I first made the app and tested and it was working with the selector '.content'.
Then users started to complain, I changed the selector to '.nav-holder' and it was finally working.
Then other complaints, so back to '.content'.
Then I decided to stop being lazy and take some time to test on my computer, and noticed that in debug was one selector and in production the other, so I kept the production one.
Then users started to complain, so I switched selector again.
Then other users started to complain… and finally noticed an obvious pattern: Edge vs Chrome!
So I used one selector for Edge and one for Chrome, and everybody was finally happy.
Until someone wasn’t. It wasn’t Edge vs Chrome.

Then I spent more time, much more, and finally understood that production/development or split/no split or Edge/Chrome had nothing to do with it.

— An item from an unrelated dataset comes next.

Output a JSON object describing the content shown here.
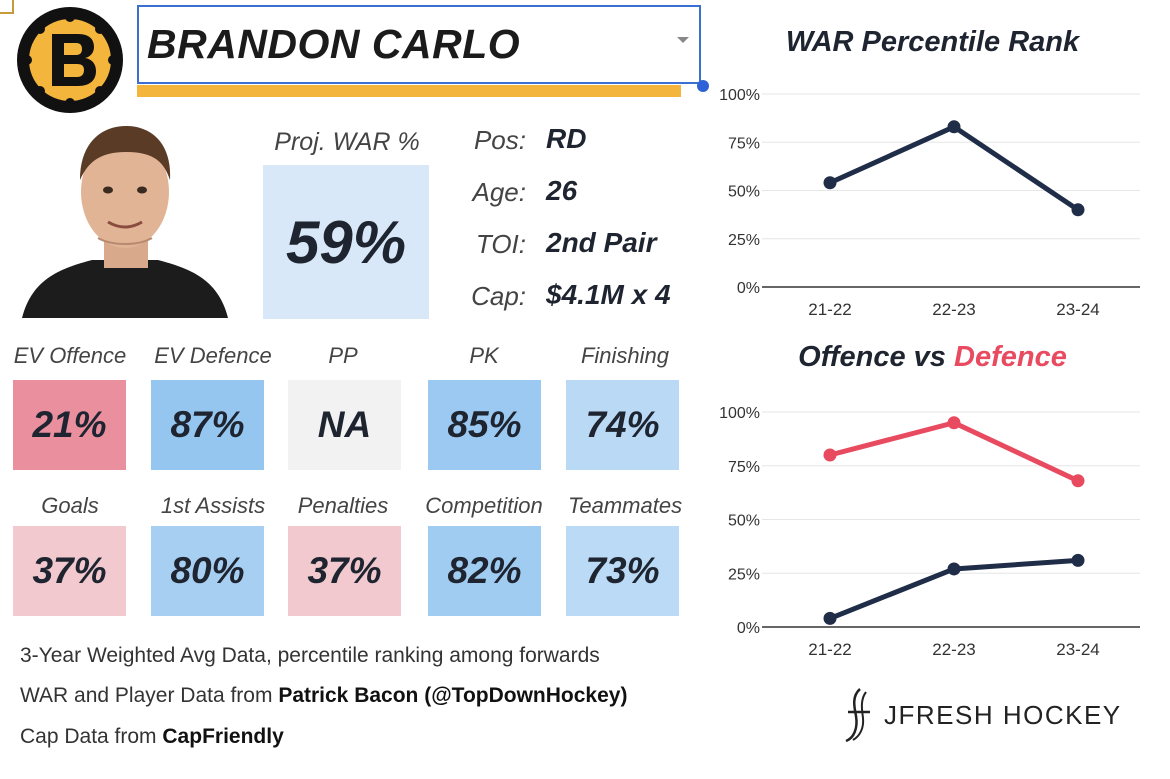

The problem was this in theme.css:

.nav-holder {
  display: flex;
}

@media(max-width:998px) {
  html:not(.designer) .nav-holder {
    display: block;
  }

This causes the scrollbar to switch between '.content' and '.nav-holder' when the window width crosses the 998px threshold.

It turns out that when I debug in split mode I usually have a smaller window and when I do the final test in production I usually have a larger window.
And it turns out that most of our users in the shop use Edge in small tablets, while in the office use Chrome in large monitors.
And it turns out that all of those patterns were just hiding the real cause of the problem: css media queries.

Here is the final solution:

def maintain_scroll_position():
    def wrap(func):
        def wrapped_func(*args, **kwargs):
            selector = '.nav-holder' if _S('.nav-holder').css('display') == 'block' else '.content'
            anvil.get_open_form().call_js('getScrollPosition', selector)
            res = func(*args, **kwargs)
            anvil.get_open_form().call_js('restoreScrollPosition', selector)
            return res
        return wrapped_func
    return wrap

I used this little function to compare all the style attributes of each selector while the window is large and while the window is small. I would print it to the app console, then double click on it to select the whole string, paste it on a text editor, change the window size, repeat, then diff the two text editors to quickly highlight the changes.

def all_css(selector):
    from anvil.js.window import jQuery as _S
    return '\t'.join([f'{a}: {_S(selector).css(a)}' for a in dir(_S(selector)[0].style)  if _S(selector).css(a)])

# make the window wide
print(all_css('.content'))
# make the window narrow
print(all_css('.content'))
# check the diff

# make the window wide
print(all_css('.nav-holder'))
# make the window narrow
print(all_css('.nav-holder'))
# check the diff

I’m posting about this little thing just because it costed me and my users way more headaches than it should have, and this could help someone else’s headache go away.